CDU-Mann hält Amt für "überholt"
Die Union will laut ihres Wahlprogramms die Zahl der Beauftragten "mindestens" halbieren. Sie hält außerdem das Amt des Ostbeauftragten nicht mehr für nötig: "Wir brauchen keinen Ostbeauftragten mehr. Im 35. Jahr der deutschen Wiedervereinigung halte ich dieses Amt für überholt", sagte Unionsfraktionsvize Sepp Müller (CDU) den Zeitungen des Redaktionsnetzwerks Deutschland (RND) vom Freitag.
Zwar gebe es noch immer "ostspezifische Probleme" wie Unterschiede in den Löhnen oder Erbschaften. "Jedoch gibt es in Westdeutschland ebenso strukturschwache Regionen, deren Probleme unter dem Gesichtspunkt der Gleichwertigkeit zwischen Ost und West adressiert werden müssen." In der Vergangenheit hatte es aus der Union bereits ähnliche Äußerungen gegeben.
Grüne und SPD wollen Amt behalten
Der SPD-Politiker Frank Junge sagte dem RND jedoch: "Wir haben immer noch Ost-West-Unterschiede und müssen sie berücksichtigen." Dabei könne ein Ostbeauftragter weiterhin helfen. Er sei deshalb "sehr dafür, den Posten beizubehalten".
Die Grünen-Politikerin Paula Piechotta, die ebenso wie Junge die Landesgruppe Ost in der jeweiligen Bundestagsfraktion vertritt, äußerte sich ähnlich. "Solange die Lebenserwartung ostdeutscher Männer signifikant niedriger ist als die von West-Männern, solange die Vermögensunterschiede derart weit auseinanderklaffen und solange Ostdeutsche in den deutschen Führungsetagen derart unterdurchschnittlich vertreten sind, braucht es eine Ostbeauftragte oder einen Ostbeauftragten."
Zahl der Beauftragten angestiegen
Entschieden abgelehnt wird das Amt des Ostbeauftragten auch vom BSW und von der AfD. Auch die Linke wandte sich gegen die Abschaffung des Amts. Die Forderung sei unangemessen und falsch, sagte der frühere Fraktionschef Dietmar Bartsch der Deutschen Presse-Agentur.

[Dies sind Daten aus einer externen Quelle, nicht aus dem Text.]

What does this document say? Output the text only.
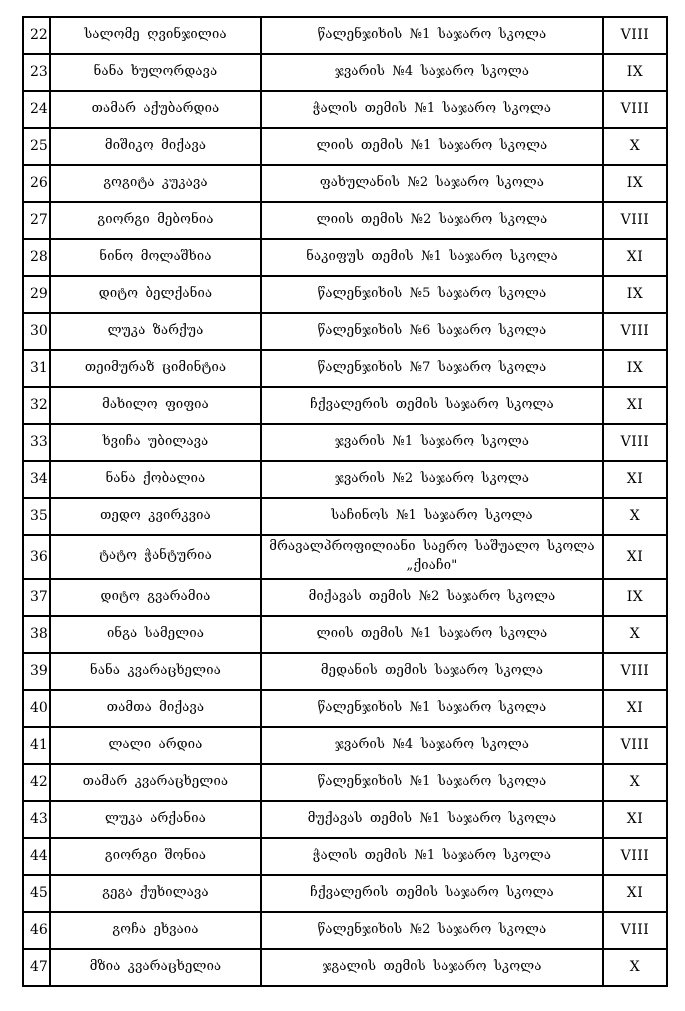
22	სალომე ღვინჯილია	წალენჯიხის №1 საჯარო სკოლა	VIII
23	ნანა ხულორდავა	ჯვარის №4 საჯარო სკოლა	IX
24	თამარ აქუბარდია	ჭალის თემის №1 საჯარო სკოლა	VIII
25	მიშიკო მიქავა	ლიის თემის №1 საჯარო სკოლა	X
26	გოგიტა კუკავა	ფახულანის №2 საჯარო სკოლა	IX
27	გიორგი მებონია	ლიის თემის №2 საჯარო სკოლა	VIII
28	ნინო მოლაშხია	ნაკიფუს თემის №1 საჯარო სკოლა	XI
29	დიტო ბელქანია	წალენჯიხის №5 საჯარო სკოლა	IX
30	ლუკა ზარქუა	წალენჯიხის №6 საჯარო სკოლა	VIII
31	თეიმურაზ ციმინტია	წალენჯიხის №7 საჯარო სკოლა	IX
32	მახილო ფიფია	ჩქვალერის თემის საჯარო სკოლა	XI
33	ხვიჩა უბილავა	ჯვარის №1 საჯარო სკოლა	VIII
34	ნანა ქობალია	ჯვარის №2 საჯარო სკოლა	XI
35	თედო კვირკვია	საჩინოს №1 საჯარო სკოლა	X
36	ტატო ჭანტურია	მრავალპროფილიანი საერო საშუალო სკოლა „ქიაჩი"	XI
37	დიტო გვარამია	მიქავას თემის №2 საჯარო სკოლა	IX
38	ინგა სამელია	ლიის თემის №1 საჯარო სკოლა	X
39	ნანა კვარაცხელია	მედანის თემის საჯარო სკოლა	VIII
40	თამთა მიქავა	წალენჯიხის №1 საჯარო სკოლა	XI
41	ლალი არდია	ჯვარის №4 საჯარო სკოლა	VIII
42	თამარ კვარაცხელია	წალენჯიხის №1 საჯარო სკოლა	X
43	ლუკა არქანია	მუქავას თემის №1 საჯარო სკოლა	XI
44	გიორგი შონია	ჭალის თემის №1 საჯარო სკოლა	VIII
45	გეგა ქუხილავა	ჩქვალერის თემის საჯარო სკოლა	XI
46	გოჩა ეხვაია	წალენჯიხის №2 საჯარო სკოლა	VIII
47	მზია კვარაცხელია	ჯგალის თემის საჯარო სკოლა	X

"Sinnvoller wäre es, das Bonn-Berlin-Gesetz anstatt den Ostbeauftragten abzuschaffen, damit endlich alle Ministerien in Berlin sind." Der Vorsitzende der Linken-Gruppe, Sören Pellmann, meinte, auch 35 Jahre "nach dem Anschluss der DDR an die BRD" bleibe viel Ignoranz gegenüber Ostdeutschland. "Es braucht eine wirkliche Wiedervereinigung."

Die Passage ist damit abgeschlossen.